To support increased demand to Hawaii during holiday periods, we are adding flights across California cities to four Hawaiian Islands: Oahu, Maui, Hawaii (Kona) and Kauai. To enable this investment, we have exited some underperforming seasonal routes to Mexican destinations. We will not return winter service from Los Angeles and San Francisco to Cancun, San Francisco to Loreto, and Las Vegas to Puerto Vallarta and San Jose del Cabo. We will continue to serve nine Mexican destinations through our hubs including Seattle, Portland, San Francisco, Los Angeles and San Diego.

That’s a notably candid statement. The Mexico routes were underperforming and Hawaii takes priority. Alaska still serves all four affected Mexican destinations from other gateways, so this is a question of which US cities serve them, not whether Alaska flies there at all.

Thoughts

Alaska is the largest carrier from the continental US to Hawaii, and feeding the islands from the mainland is now a core part of the network strategy to a greater degree than it was before the Hawaiian Airlines takeover.

Hawaii is a market Alaska has a reason to defend and grow while a seasonal winter run from Las Vegas to Puerto Vallarta on a regional jet operated by SkyWest is not.

To a degree, we’ve already started to see what Alaska Airlines told the Las Vegas Review-Journal taking shape. According to Cirium schedule data, Alaska will increase seats to Hawaii from the continental US by 6% in Q4 2026 compared to Q4 2025, with Lihue seeing a particularly sharp jump of 28%.

In California specifically, Los Angeles to Maui is being increased to twice daily, San Francisco to Kona on the Big Island is getting additional service, and Burbank to Honolulu has been restored as a nonstop option for the first time in over 20 years – that’s a brand new California to Hawaii route launched at almost exactly the same time Alaska was pulling back from its California to Mexico flying.

It’s worth pointing out, however, that only three of the five cancelled routes were operated by mainline Boeing 737s (the aircraft type that can actually serve West Coast to Hawaii routes).
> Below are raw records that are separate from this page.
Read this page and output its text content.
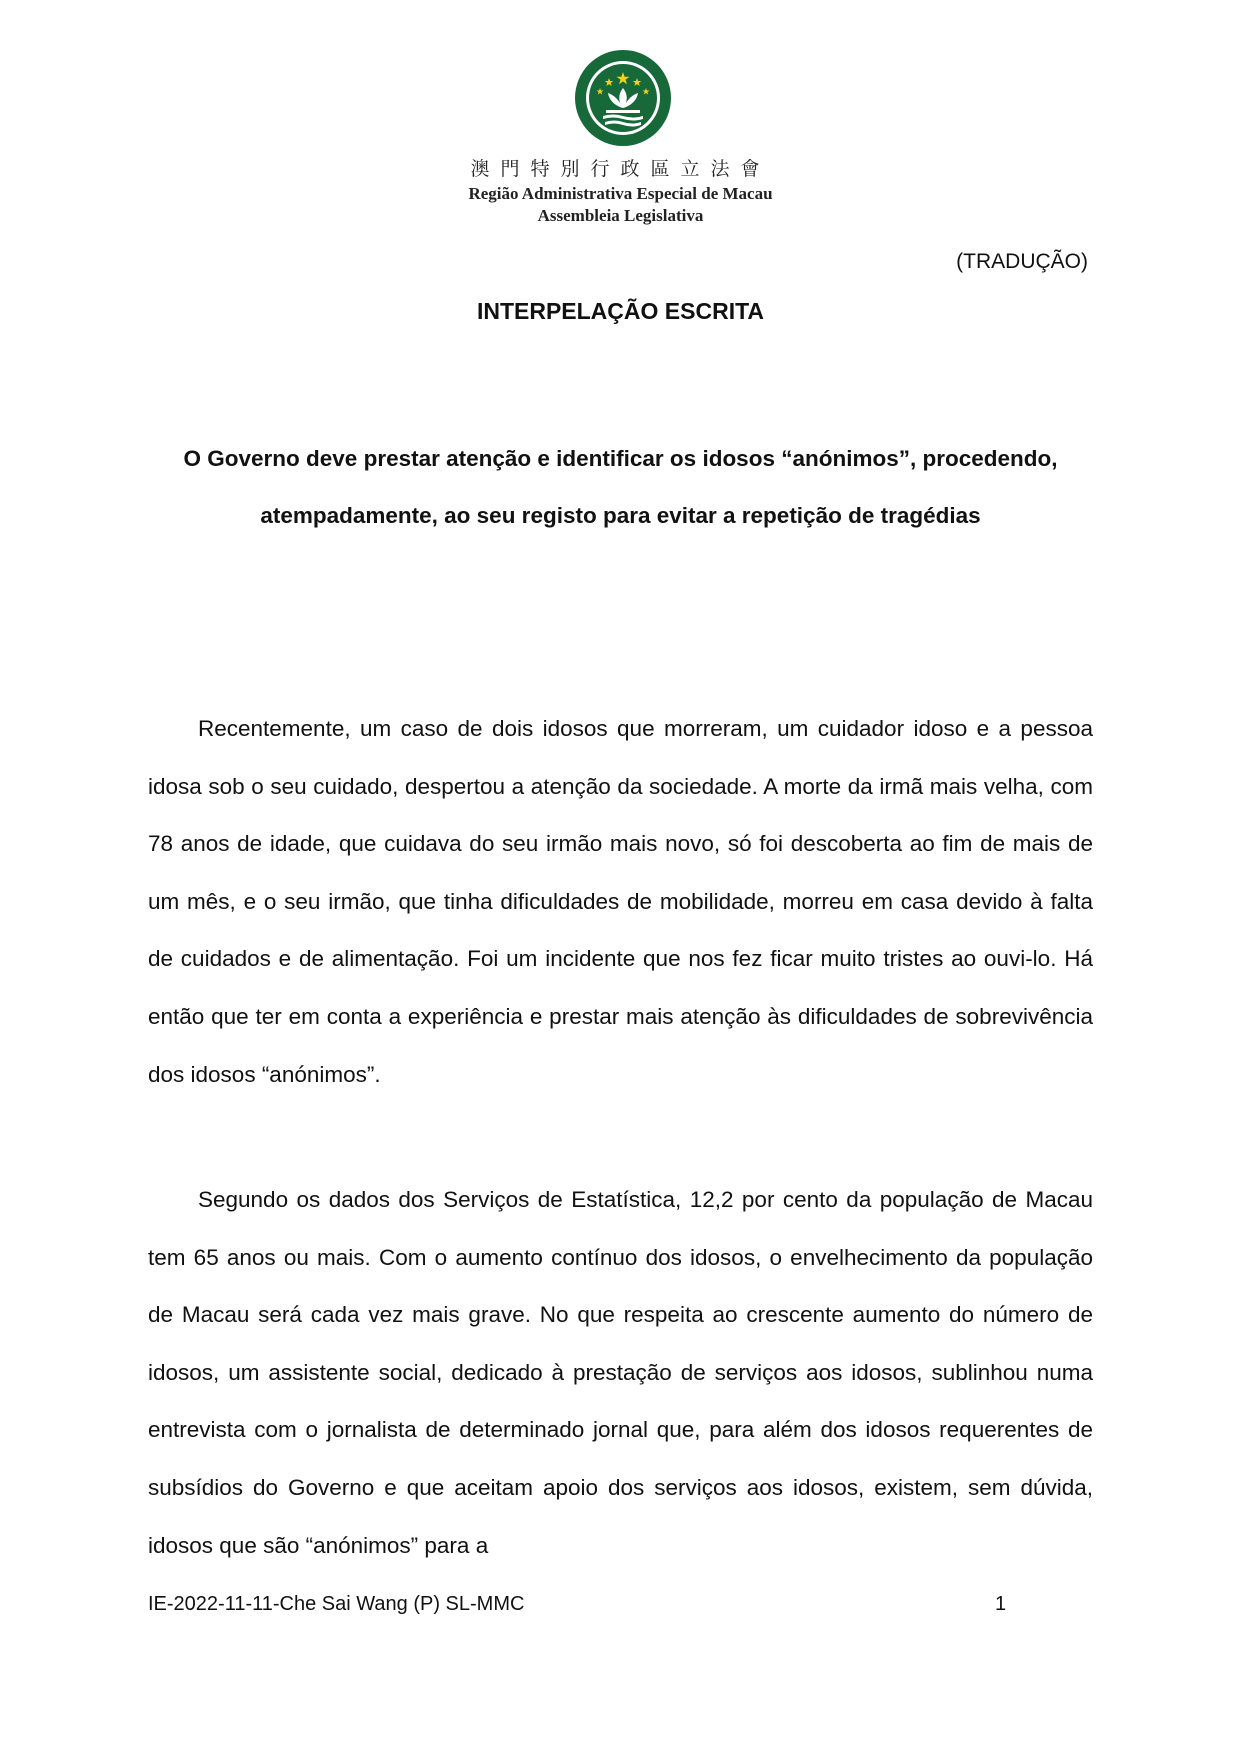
MACAU
澳門特別行政區立法會
Região Administrativa Especial de Macau
Assembleia Legislativa
(TRADUÇÃO)
INTERPELAÇÃO ESCRITA

O Governo deve prestar atenção e identificar os idosos “anónimos”, procedendo, atempadamente, ao seu registo para evitar a repetição de tragédias

Recentemente, um caso de dois idosos que morreram, um cuidador idoso e a pessoa idosa sob o seu cuidado, despertou a atenção da sociedade. A morte da irmã mais velha, com 78 anos de idade, que cuidava do seu irmão mais novo, só foi descoberta ao fim de mais de um mês, e o seu irmão, que tinha dificuldades de mobilidade, morreu em casa devido à falta de cuidados e de alimentação. Foi um incidente que nos fez ficar muito tristes ao ouvi-lo. Há então que ter em conta a experiência e prestar mais atenção às dificuldades de sobrevivência dos idosos “anónimos”.

Segundo os dados dos Serviços de Estatística, 12,2 por cento da população de Macau tem 65 anos ou mais. Com o aumento contínuo dos idosos, o envelhecimento da população de Macau será cada vez mais grave. No que respeita ao crescente aumento do número de idosos, um assistente social, dedicado à prestação de serviços aos idosos, sublinhou numa entrevista com o jornalista de determinado jornal que, para além dos idosos requerentes de subsídios do Governo e que aceitam apoio dos serviços aos idosos, existem, sem dúvida, idosos que são “anónimos” para a

IE-2022-11-11-Che Sai Wang (P) SL-MMC	1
The two Las Vegas routes were operated by Embraer E175 regional jets which simply don’t have the range to reach Hawaii from the mainland.

Presumably, those aircraft will be redeployed by SkyWest on other regional domestic routes, not to Hawaii. That raises an obvious question: if two of the five cancellations had nothing to do with freeing up Hawaii-capable aircraft, the “supporting increased demand to Hawaii” reasoning only tells part of the story. Retreating from routes on which Alaska Airlines was struggling to compete tells the rest.
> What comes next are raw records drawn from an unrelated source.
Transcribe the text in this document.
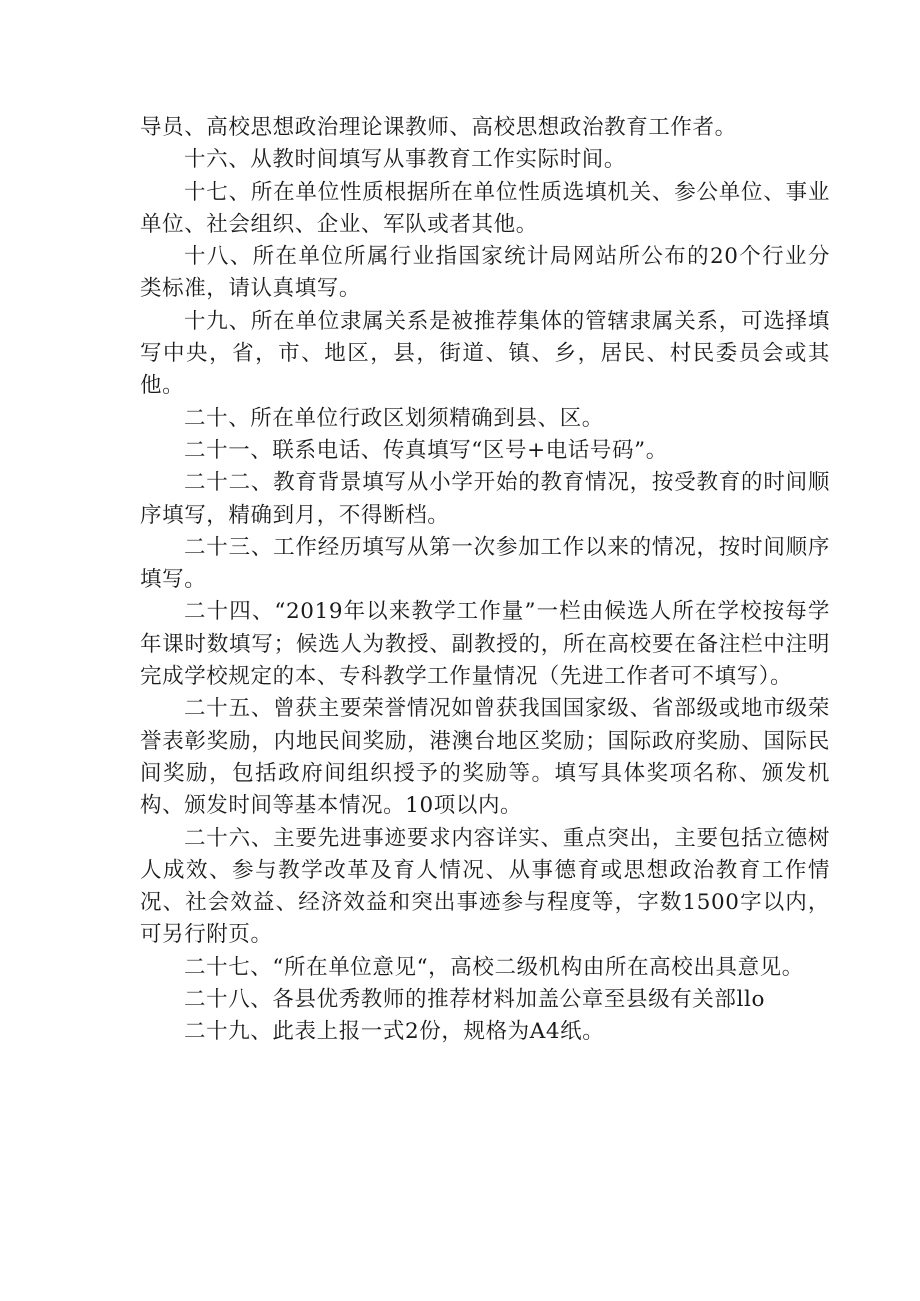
导员、高校思想政治理论课教师、高校思想政治教育工作者。

十六、从教时间填写从事教育工作实际时间。

十七、所在单位性质根据所在单位性质选填机关、参公单位、事业单位、社会组织、企业、军队或者其他。

十八、所在单位所属行业指国家统计局网站所公布的20个行业分类标准，请认真填写。

十九、所在单位隶属关系是被推荐集体的管辖隶属关系，可选择填写中央，省，市、地区，县，街道、镇、乡，居民、村民委员会或其他。

二十、所在单位行政区划须精确到县、区。

二十一、联系电话、传真填写“区号+电话号码”。

二十二、教育背景填写从小学开始的教育情况，按受教育的时间顺序填写，精确到月，不得断档。

二十三、工作经历填写从第一次参加工作以来的情况，按时间顺序填写。

二十四、“2019年以来教学工作量”一栏由候选人所在学校按每学年课时数填写；候选人为教授、副教授的，所在高校要在备注栏中注明完成学校规定的本、专科教学工作量情况（先进工作者可不填写）。

二十五、曾获主要荣誉情况如曾获我国国家级、省部级或地市级荣誉表彰奖励，内地民间奖励，港澳台地区奖励；国际政府奖励、国际民间奖励，包括政府间组织授予的奖励等。填写具体奖项名称、颁发机构、颁发时间等基本情况。10项以内。

二十六、主要先进事迹要求内容详实、重点突出，主要包括立德树人成效、参与教学改革及育人情况、从事德育或思想政治教育工作情况、社会效益、经济效益和突出事迹参与程度等，字数1500字以内，可另行附页。

二十七、“所在单位意见“，高校二级机构由所在高校出具意见。

二十八、各县优秀教师的推荐材料加盖公章至县级有关部llo

二十九、此表上报一式2份，规格为A4纸。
Las Vegas to Puerto Vallarta and Los Cabos are not natural Alaska strongholds, especially with Southwest adding Mexico service from Las Vegas — including Cancun, Puerto Vallarta, and Los Cabos — from June 2026 onwards.

San Francisco to Cancun is a tough place for Alaska to make a stand when United is so dominant at SFO and when United will offer 15 weekly flights between SFO and Cancun in November 2026.

Los Angeles to Cancun is another logical route cut as with United, Delta and American Airlines offering approximately 28 daily flights between them on this route in November 2026, Alaska had its work cut out making any inroads there.

In addition to all of that, it’s also worth noting that this continues a broader pattern of Alaska pulling back from Mexico. The airline had already ended its summer season Los Angeles to Cancun service early (in May), and it discontinued San Jose to Los Cabos, San Jose to Puerto Vallarta, and San Jose to Guadalajara around the same time. Viewed through that lens, seeing these winter routes not returning is not particularly surprising.

Related: Alaska and Hawaiian push past 150 aircraft in their Starlink rollout

Bottom line

Alaska Airlines has cancelled five planned seasonal Mexico routes for winter 2026/27, redirecting some of that capacity to Hawaii. The airline continues to serve all four affected Mexican destinations from other West Coast gateways, and for travelers in Las Vegas, Los Angeles, and San Francisco who’d been counting on those routes, alternatives do exist.